Quem conhece o Vale do São Francisco, rio que atravessa os estados de Minas Gerais, Bahia, Pernambuco, Sergipe e Alagoas, já deve ter visto na proa de barcos as famosas carrancas. São próprias da cultura popular da região, sendo usadas para repelir maus espíritos e seres malignos para a proteção das embarcações.
A carranca, como produto social, é um fetiche, um objeto inanimado resultante do trabalho humano e sem nenhum poder em si, no entanto, lhe são atribuídos poderes naturais (afugentar animais) e sobrenaturais (afastar seres maléficos). Assim, um simples objeto material torna-se algo mágico com poderes sobre-humanos. Dessa maneira, um produto da atividade humana passa a dominar os seres humanos. A carranca é um exemplo de fetichismo, um fenômeno social que atribui poderes a entes materiais ou não, tornando os seres humanos dependentes ou submissos a eles.

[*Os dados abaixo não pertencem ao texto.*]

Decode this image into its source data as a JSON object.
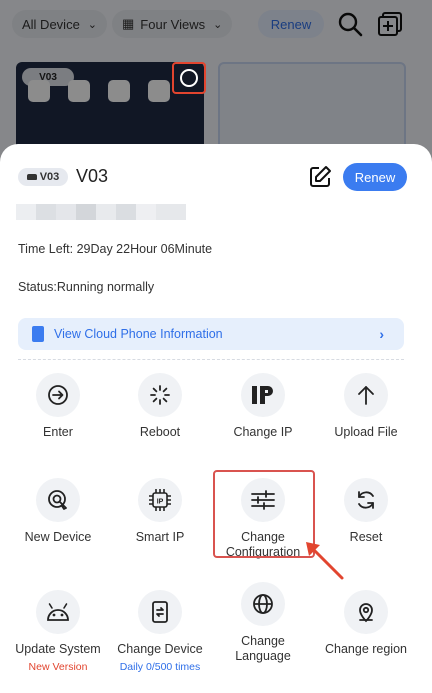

Nas pós-graduações, em especial na área de humanas, há muitos fetichismos. Destacando-se o fetichismo do método e dos seus poderes mágicos. O método muitas vezes é entendido como algo sem história, encontrando-se desencarnado da práxis humana de intervenção no mundo. O método reina acima de tudo, do objeto e do próprio processo de pesquisa. Então a aplicação abstrata do método em si passa a ser a única garantia de alcance da verdade: puro fetichismo metodológico. O método vira uma carranca.
O pior que tal postura atinge o próprio marxismo, que pagou um preço alto ao entrar nas universidades. Até parece que Marx desenvolveu o método apenas para as pesquisas de mestrado e doutorado. Esse extremo é favorecido por posturas que separam o método no marxismo da luta de classes e da perspectiva socialista. Isso, de fato, é uma projeção da prática academicista que pode ser sintetizada no lema “estudar para transformar”. Nesse sentido, bastaria repetir algumas frases ritualísticas para a pesquisa e o texto afastar os maus espíritos do positivismo ou da especulação idealista. Nada mais distante da postura de Marx/Engels e dos marxistas revolucionários.
Dito isso, podemos afirmar algumas hipóteses de trabalho sobre o marxismo e seu método.
Primeiro, as elaborações de Marx e Engels são inseparáveis do movimento operário e socialista. O marxismo está vinculado à luta do proletariado por sua emancipação social. Marx levou anos construindo seu método, pois seus estudos nunca foram separados de uma intervenção concreta nas lutas sociais do seu tempo.
Segundo, há um método em Marx que foi nomeado: “método dialético[1]”. Tal método, no entanto, não é uma receita de bolo, não é algo aprioristicamente posto. O método em Marx é plasmado pela intervenção do sujeito no objeto, que indica possibilidades e limites de conhecimento. O fundamento filosófico do marxismo, e da ciência, é o materialismo (explicar o mundo pelo mundo) e o “ideal não é mais que o material, transposto e traduzido na cabeça dos homens[2]”. Para Marx, “o método que consiste em elevar-se do abstrato ao concreto não é senão a maneira de proceder do pensamento para se apropriar do concreto, para reproduzi-lo mentalmente como coisa concreta[3]”.
Terceiro, o sujeito que conhece transformando o mundo e transforma o munto conhecendo-o é um ser ativo, nunca passivo. Daí ser uma estultice afirmar que a relação de conhecimento é “objeto-sujeito” ou que o pesquisador deve “ouvir” o objeto para manifestá-lo. Isso não é ciência, nem de má qualidade, é um tipo decaído de espiritismo. O sujeito cognoscente deve ser formado e educado para conhecer/intervir na realidade. A práxis científica deve ser necessariamente desantropomorfizadora para transpor e traduzir o movimento do real na subjetividade humana por meio de leis, nexos, categorias e conceitos. O marxismo não despreza a teoria do conhecimento porque a ontologia, a gnosiologia e a lógica são partes de uma mesma totalidade.
Por último, o marxismo tem muito a contribuir com as pesquisas científicas nas ciências sociais, contanto que não se esqueça de sua natureza imanentemente revolucionária e vinculada à superação radical do presente capitalista.
Frederico Costa
Professor da UECE e coordenador do Instituto de Estudos e Pesquisas do Movimento Operário – IMO
Esse texto refere-se a questões surgidas na disciplina “Materialismo histórico/ontologia do ser social: a questão do método” do Programa de Pós-graduação em Educação da Universidade Estadual do Ceará PPGE-UECE
[1] MARX, Karl. O capital: crítica da economia, o processo de produção do capital. Livro I. São Paulo: Boitempo, 2013, p. 90.
[2] Idem.
[3] MARX, Karl. Contribuição à crítica da economia política. São Paulo: Expressão Popular, 2008, p. 259.